Léger was not the only French artist of the early twentieth century celebrating modern technology and progress. His friend Robert Delaunay completed more than thirty paintings and drawings of the Eiffel Tower during his career. Built in 1889 when Delaunay was only four years old, the Eiffel Tower remained the tallest structure in the world throughout his lifetime. Many artists saw the building as a symbol of both human achievement and modernity. Léger and Delaunay shared an interest in architecture as well as in painting. Delaunay loved the geometric clarity in the tower’s design and its ambitious height.

Suggested Activities

Elementary: City Collages
Brainstorm with students about objects found in the city and make a list. Each student should select a sheet of construction paper as the background surface. If possible, pre-cut a number of smaller rectangles, squares, circles, and triangles from construction paper. Encourage students to cut distinctive roof-lines in the smaller pieces of construction paper to distinguish the function of each building. Before gluing, have students arrange their cut shapes on the paper. Use small squares of metallic paper or aluminum foil for windows. Think about things that might also appear in the sky.

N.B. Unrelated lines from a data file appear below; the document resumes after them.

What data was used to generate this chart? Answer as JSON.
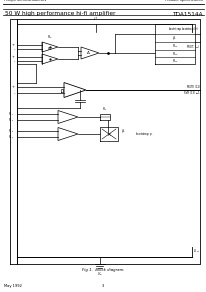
{
  "header_left": "Philips Semiconductors",
  "header_right": "Product specification",
  "title_left": "50 W high performance hi-fi amplifier",
  "title_right": "TDA1514A",
  "footer_left": "May 1992",
  "footer_center": "3",
  "fig_caption": "Fig 1.  Block diagram.",
  "bg_color": "#ffffff",
  "lc": "#000000",
  "gray": "#888888"
}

Middle School: Pop-Up Cities
Each student should begin with a small sheet of corrugated board which will serve as the background surface. Use oil pastels, tempera, or acrylic paint to cover this surface with bold patterns or a city skyline. Instruct students to draw city subjects on smaller pieces of corrugated cardboard with pencil. Use paint or oil pastels to add color and architectural details to each shape. Cut these shapes with either sharp scissors or a craft knife. To increase the sense of depth, allow the patterns or the skyline from the background surface to peek through. Glue several shapes on the background surface, followed by a second layer of shapes randomly overlapping and connecting the first layer. Use thicker pieces of cardboard behind buildings and shapes to make them "pop-up" from the background surface.

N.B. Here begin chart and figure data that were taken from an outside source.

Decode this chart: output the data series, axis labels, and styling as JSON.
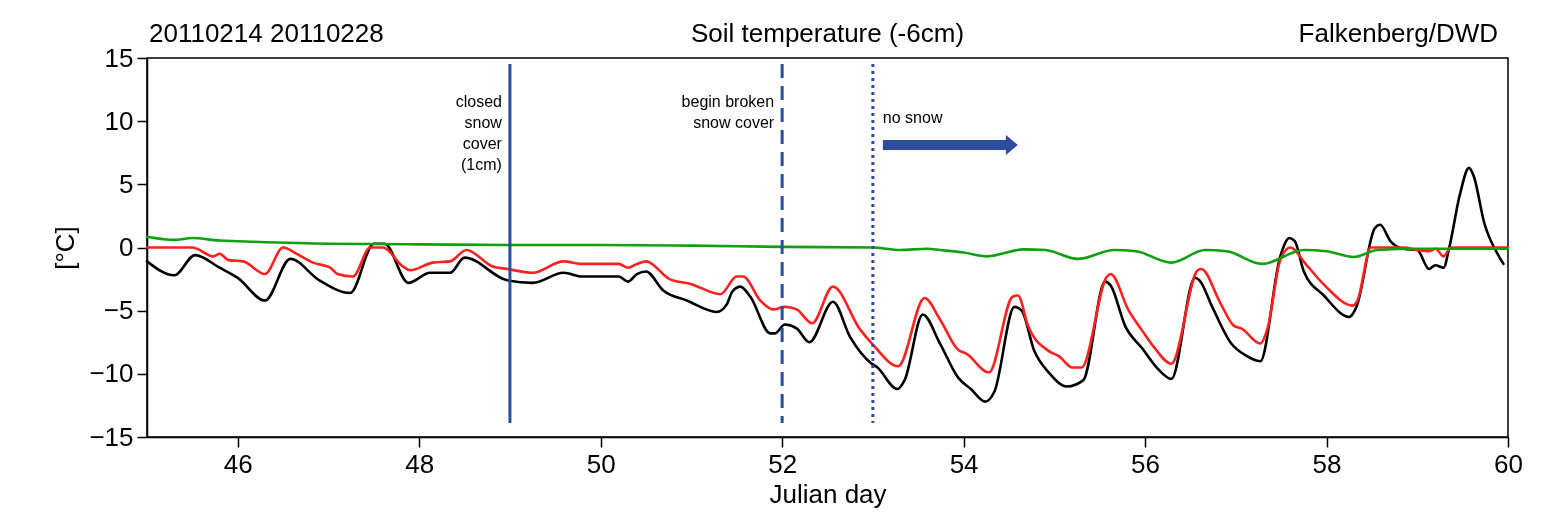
{
  "chart_data": {
    "type": "line",
    "title": "Soil temperature (-6cm)",
    "xlabel": "Julian day",
    "ylabel": "[°C]",
    "annotations": [
      "20110214 20110228",
      "Falkenberg/DWD"
    ],
    "xlim": [
      45,
      60
    ],
    "xticks": [
      46,
      48,
      50,
      52,
      54,
      56,
      58,
      60
    ],
    "ylim": [
      -15,
      15
    ],
    "yticks": [
      -15,
      -10,
      -5,
      0,
      5,
      10,
      15
    ],
    "grid": false,
    "line_style": "solid",
    "marker": "none",
    "ref_lines": [
      {
        "axis": "x",
        "value": 49,
        "label": "closed\nsnow\ncover\n(1cm)",
        "color": "#2c4d9e",
        "line_style": "solid"
      },
      {
        "axis": "x",
        "value": 52,
        "label": "begin broken\nsnow cover",
        "color": "#2c4d9e",
        "line_style": "dashed"
      },
      {
        "axis": "x",
        "value": 53,
        "label": "no snow",
        "color": "#2c4d9e",
        "line_style": "dotted"
      }
    ],
    "series": [
      {
        "color": "#000000",
        "x": [
          45.0,
          45.3,
          45.53,
          45.8,
          46.0,
          46.3,
          46.58,
          46.9,
          47.24,
          47.5,
          47.62,
          47.88,
          48.12,
          48.34,
          48.5,
          48.97,
          49.25,
          49.59,
          49.8,
          50.2,
          50.3,
          50.4,
          50.5,
          50.69,
          50.95,
          51.28,
          51.39,
          51.45,
          51.54,
          51.65,
          51.87,
          51.92,
          52.03,
          52.16,
          52.3,
          52.56,
          52.75,
          52.97,
          53.05,
          53.27,
          53.35,
          53.55,
          53.74,
          53.94,
          54.08,
          54.24,
          54.34,
          54.56,
          54.64,
          54.78,
          54.94,
          55.14,
          55.32,
          55.56,
          55.62,
          55.78,
          55.97,
          56.14,
          56.29,
          56.55,
          56.6,
          56.74,
          56.95,
          57.1,
          57.27,
          57.49,
          57.59,
          57.65,
          57.75,
          57.97,
          58.25,
          58.33,
          58.53,
          58.59,
          58.71,
          58.85,
          59.0,
          59.13,
          59.2,
          59.29,
          59.35,
          59.47,
          59.57,
          59.62,
          59.74,
          59.9,
          59.95
        ],
        "values": [
          -1.1,
          -2.2,
          -0.6,
          -1.6,
          -2.4,
          -4.2,
          -0.9,
          -2.6,
          -3.6,
          0.3,
          0.3,
          -2.8,
          -2.0,
          -2.0,
          -0.8,
          -2.6,
          -2.8,
          -2.0,
          -2.3,
          -2.3,
          -2.7,
          -2.1,
          -1.9,
          -3.4,
          -4.2,
          -5.1,
          -4.5,
          -3.5,
          -3.1,
          -3.9,
          -6.8,
          -6.8,
          -6.1,
          -6.4,
          -7.5,
          -4.3,
          -7.1,
          -9.1,
          -9.5,
          -11.2,
          -10.5,
          -5.3,
          -7.6,
          -10.3,
          -11.2,
          -12.2,
          -11.4,
          -4.7,
          -5.0,
          -8.2,
          -9.9,
          -11.0,
          -10.5,
          -2.7,
          -3.0,
          -6.2,
          -8.0,
          -9.6,
          -10.4,
          -2.4,
          -2.6,
          -4.7,
          -7.6,
          -8.5,
          -9.0,
          -0.7,
          0.75,
          0.5,
          -1.9,
          -3.8,
          -5.5,
          -4.7,
          1.5,
          1.8,
          0.45,
          -0.1,
          -0.2,
          -1.7,
          -1.4,
          -1.6,
          -0.1,
          4.2,
          6.3,
          5.7,
          1.9,
          -0.7,
          -1.3
        ]
      },
      {
        "color": "#ff2020",
        "x": [
          45.0,
          45.4,
          45.5,
          45.73,
          45.8,
          45.9,
          46.06,
          46.3,
          46.5,
          46.65,
          46.83,
          47.02,
          47.1,
          47.27,
          47.46,
          47.6,
          47.82,
          47.9,
          48.15,
          48.34,
          48.52,
          48.81,
          48.97,
          49.25,
          49.59,
          49.8,
          50.2,
          50.3,
          50.4,
          50.5,
          50.76,
          51.0,
          51.32,
          51.5,
          51.57,
          51.76,
          51.9,
          52.03,
          52.16,
          52.33,
          52.56,
          52.86,
          52.99,
          53.28,
          53.57,
          53.74,
          53.94,
          54.03,
          54.28,
          54.54,
          54.6,
          54.71,
          54.94,
          55.05,
          55.2,
          55.3,
          55.58,
          55.62,
          55.82,
          55.97,
          56.1,
          56.29,
          56.58,
          56.62,
          56.83,
          56.98,
          57.06,
          57.27,
          57.35,
          57.49,
          57.6,
          57.78,
          57.98,
          58.29,
          58.34,
          58.49,
          58.85,
          59.0,
          59.13,
          59.2,
          59.29,
          59.37,
          60.0
        ],
        "values": [
          0,
          0,
          0,
          -0.7,
          -0.5,
          -1.0,
          -1.1,
          -2.1,
          0.0,
          -0.5,
          -1.2,
          -1.6,
          -2.1,
          -2.3,
          0.0,
          0.0,
          -1.5,
          -1.8,
          -1.2,
          -1.1,
          -0.2,
          -1.5,
          -1.7,
          -2.0,
          -1.1,
          -1.3,
          -1.3,
          -1.6,
          -1.3,
          -1.1,
          -2.5,
          -2.9,
          -3.7,
          -2.3,
          -2.3,
          -4.2,
          -4.9,
          -4.7,
          -4.9,
          -6.0,
          -3.1,
          -6.5,
          -7.6,
          -9.4,
          -4.0,
          -5.7,
          -8.1,
          -8.4,
          -9.9,
          -3.9,
          -3.8,
          -6.2,
          -8.2,
          -8.6,
          -9.5,
          -9.5,
          -2.3,
          -2.1,
          -5.0,
          -6.6,
          -7.9,
          -9.2,
          -1.8,
          -1.7,
          -4.4,
          -6.2,
          -6.4,
          -7.6,
          -6.4,
          -1.0,
          0.0,
          -1.4,
          -3.0,
          -4.6,
          -4.2,
          0.0,
          0.0,
          -0.2,
          -0.3,
          -0.1,
          -0.7,
          0.0,
          0.0
        ]
      },
      {
        "color": "#10a010",
        "x": [
          45.0,
          45.3,
          45.5,
          45.8,
          46,
          47,
          48,
          49,
          50,
          51,
          52,
          53,
          53.3,
          53.6,
          53.74,
          54.0,
          54.26,
          54.66,
          54.9,
          55.26,
          55.66,
          55.9,
          56.29,
          56.66,
          56.9,
          57.29,
          57.75,
          58.0,
          58.3,
          58.56,
          59.0,
          60.0
        ],
        "values": [
          0.85,
          0.6,
          0.75,
          0.55,
          0.5,
          0.3,
          0.25,
          0.2,
          0.2,
          0.15,
          0.05,
          0.0,
          -0.2,
          -0.1,
          -0.2,
          -0.4,
          -0.7,
          -0.15,
          -0.2,
          -0.9,
          -0.2,
          -0.3,
          -1.2,
          -0.2,
          -0.3,
          -1.3,
          -0.2,
          -0.3,
          -0.75,
          -0.2,
          -0.1,
          -0.1
        ]
      }
    ]
  }
}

High School: Technological Collage
Discuss technological advancements and new inventions made since the twentieth century. Assign students to collect advertisements and images of new technology. Make a "sketch" depicting machines and new modes of transportation and communication by cutting, arranging, and gluing these images into a collage. Then, reinterpret your collage into a painting or drawing using a medium of your choice.